To restrict which levels are logged, pass a TLogLevels set:
procedure EnableFilteredDebugLogging;
begin
RegisterDebugLogger([TLogLevel.Error, TLogLevel.Warning]);
end;
Custom Logger Factories
The logging system is extensible through the ILoggerFactory interface. A factory has a single method that creates an ILogger for a given name:
ILoggerFactory = interface
function GetLogger(const Name: string): ILogger;
end;
To change where log messages go, assign a new factory to LogManager.Factory:
type
TMyLoggerFactory = class(TInterfacedObject, ILoggerFactory)
private
function GetLogger(const Name: string): ILogger;
end;
function TMyLoggerFactory.GetLogger(const Name: string): ILogger;
begin
// Return your custom ILogger implementation here
Result := nil;
end;
procedure SetupCustomLogging;
begin
LogManager.Factory := TMyLoggerFactory.Create;
end;
An important design detail: when you change the factory, all existing ILogger references that were previously obtained from LogManager automatically start using the new backend. You do not need to re-retrieve loggers. This is possible because TLogManager wraps each logger in a TWrapperLogger that delegates to the inner logger, and swaps the inner logger when the factory changes.

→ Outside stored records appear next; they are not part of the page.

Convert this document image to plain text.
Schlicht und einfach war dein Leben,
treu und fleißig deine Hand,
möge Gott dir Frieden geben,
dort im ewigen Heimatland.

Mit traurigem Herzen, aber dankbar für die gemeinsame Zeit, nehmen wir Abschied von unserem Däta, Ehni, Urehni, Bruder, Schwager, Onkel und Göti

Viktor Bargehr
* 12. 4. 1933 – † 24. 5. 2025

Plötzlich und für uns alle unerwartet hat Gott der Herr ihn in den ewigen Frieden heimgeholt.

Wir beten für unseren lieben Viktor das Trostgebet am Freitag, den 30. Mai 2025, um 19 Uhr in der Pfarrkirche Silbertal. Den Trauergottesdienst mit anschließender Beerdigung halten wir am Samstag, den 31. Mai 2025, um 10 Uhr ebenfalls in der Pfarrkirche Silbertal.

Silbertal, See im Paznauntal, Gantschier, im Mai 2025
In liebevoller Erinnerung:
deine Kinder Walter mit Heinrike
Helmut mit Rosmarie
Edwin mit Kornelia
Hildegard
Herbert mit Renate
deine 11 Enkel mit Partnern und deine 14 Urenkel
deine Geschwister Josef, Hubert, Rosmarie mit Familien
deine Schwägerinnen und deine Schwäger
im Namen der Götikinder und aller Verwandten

Integrating with TMS Logging
The built-in debug logger is convenient during development, but for production scenarios you typically need to output log messages to files, TCP/IP listeners, Windows Event Log, or other targets. This is accomplished by integrating with TMS Logging, a full-featured logging framework.

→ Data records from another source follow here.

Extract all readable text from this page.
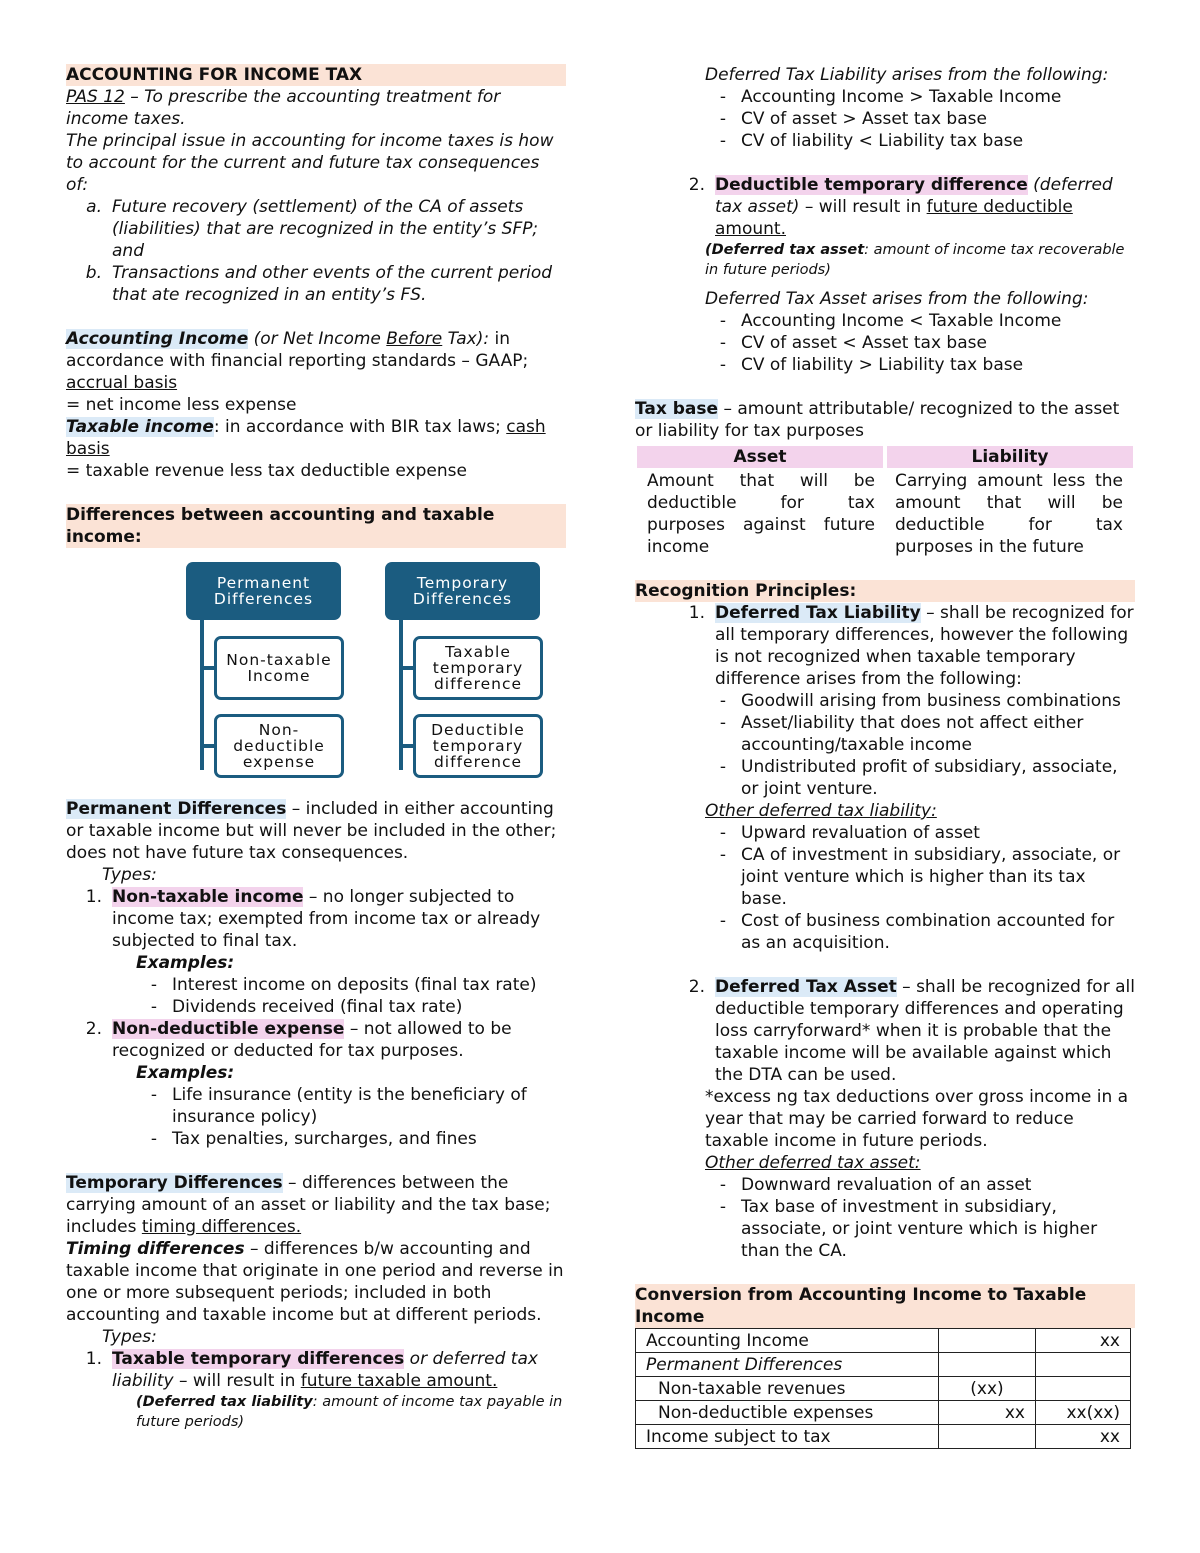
ACCOUNTING FOR INCOME TAX

PAS 12 – To prescribe the accounting treatment for income taxes.

The principal issue in accounting for income taxes is how to account for the current and future tax consequences of:

a. Future recovery (settlement) of the CA of assets (liabilities) that are recognized in the entity’s SFP; and
b. Transactions and other events of the current period that ate recognized in an entity’s FS.

Accounting Income (or Net Income Before Tax): in accordance with financial reporting standards – GAAP; accrual basis

= net income less expense

Taxable income: in accordance with BIR tax laws; cash basis

= taxable revenue less tax deductible expense

Differences between accounting and taxable income:

Permanent Differences
Temporary Differences
Non-taxable Income
Non-deductible expense
Taxable temporary difference
Deductible temporary difference

Permanent Differences – included in either accounting or taxable income but will never be included in the other; does not have future tax consequences.

Types:

1. Non-taxable income – no longer subjected to income tax; exempted from income tax or already subjected to final tax.

Examples:

- Interest income on deposits (final tax rate)
- Dividends received (final tax rate)
2. Non-deductible expense – not allowed to be recognized or deducted for tax purposes.

Examples:

- Life insurance (entity is the beneficiary of insurance policy)
- Tax penalties, surcharges, and fines

Temporary Differences – differences between the carrying amount of an asset or liability and the tax base; includes timing differences.

Timing differences – differences b/w accounting and taxable income that originate in one period and reverse in one or more subsequent periods; included in both accounting and taxable income but at different periods.

Types:

1. Taxable temporary differences or deferred tax liability – will result in future taxable amount.

(Deferred tax liability: amount of income tax payable in future periods)

Deferred Tax Liability arises from the following:

- Accounting Income > Taxable Income
- CV of asset > Asset tax base
- CV of liability < Liability tax base
2. Deductible temporary difference (deferred tax asset) – will result in future deductible amount.

(Deferred tax asset: amount of income tax recoverable in future periods)

Deferred Tax Asset arises from the following:

- Accounting Income < Taxable Income
- CV of asset < Asset tax base
- CV of liability > Liability tax base

Tax base – amount attributable/ recognized to the asset or liability for tax purposes

Asset	Liability
Amount that will be deductible for tax purposes against future income	Carrying amount less the amount that will be deductible for tax purposes in the future

Recognition Principles:

1. Deferred Tax Liability – shall be recognized for all temporary differences, however the following is not recognized when taxable temporary difference arises from the following:
- Goodwill arising from business combinations
- Asset/liability that does not affect either accounting/taxable income
- Undistributed profit of subsidiary, associate, or joint venture.

Other deferred tax liability:

- Upward revaluation of asset
- CA of investment in subsidiary, associate, or joint venture which is higher than its tax base.
- Cost of business combination accounted for as an acquisition.
2. Deferred Tax Asset – shall be recognized for all deductible temporary differences and operating loss carryforward* when it is probable that the taxable income will be available against which the DTA can be used.

*excess ng tax deductions over gross income in a year that may be carried forward to reduce taxable income in future periods.

Other deferred tax asset:

- Downward revaluation of an asset
- Tax base of investment in subsidiary, associate, or joint venture which is higher than the CA.

Conversion from Accounting Income to Taxable Income

Accounting Income		xx
Permanent Differences		
Non-taxable revenues	(xx)	
Non-deductible expenses	xx	xx(xx)
Income subject to tax		xx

To plug TMS Logging into BCL, add the Bcl.TMSLogging unit and call RegisterTMSLogger:
Using the Global Logger
The simplest approach routes all log messages to the TMS Logging global logger (TMSDefaultLogger):
uses {...}, Bcl.TMSLogging, TMSLoggingCore, TMSLoggingEventLogOutputHandler;
var
Logger: ILogger;
begin
RegisterTMSLogger;
// Configure output handler on the global TMS Logger
TMSDefaultLogger.RegisterOutputHandlerClass(
TTMSLoggerEventLogOutputHandler, ['My Application']);
Logger := LogManager.GetLogger;
Logger.Info('Application started');
end;
After calling RegisterTMSLogger, all BCL log messages are forwarded to TMSDefaultLogger, regardless of the logger name. You then configure output handlers on TMSDefaultLogger using the TMS Logging API.
Using Multiple Loggers
For more complex scenarios where you want different output handlers for different logger names, call RegisterTMSLogger with a callback:
uses {...}, Bcl.TMSLogging, TMSLoggingCore, TMSLoggingFileOutputHandler;
RegisterTMSLogger(
procedure(const Name: string; Logger: TTMSCustomLogger)
begin
if Pos('Database', Name) > 0 then
Logger.RegisterOutputHandlerClass(
TTMSLoggerFileOutputHandler, ['database.log']);
if Pos('Http', Name) > 0 then
Logger.RegisterOutputHandlerClass(
TTMSLoggerFileOutputHandler, ['http.log']);
end
);
This creates a separate TTMSCustomLogger instance for each named logger. The callback receives the logger name and the newly created TMS logger, giving you the opportunity to configure output handlers based on the name. Loggers whose names do not match any condition will silently discard messages.
Note
TMS Logging supports a wide range of output handlers including text files, CSV files, TCP/IP listeners, browser output, Windows Event Log, and more. For full documentation on available output handlers and their configuration, refer to the TMS Logging documentation.
Logging in TMS Sparkle
TMS Sparkle uses this same logging mechanism for its Logging Middleware, which automatically logs HTTP requests and responses processed by Sparkle servers. The middleware writes to BCL loggers, so configuring BCL logging output as described above also controls Sparkle's diagnostic output.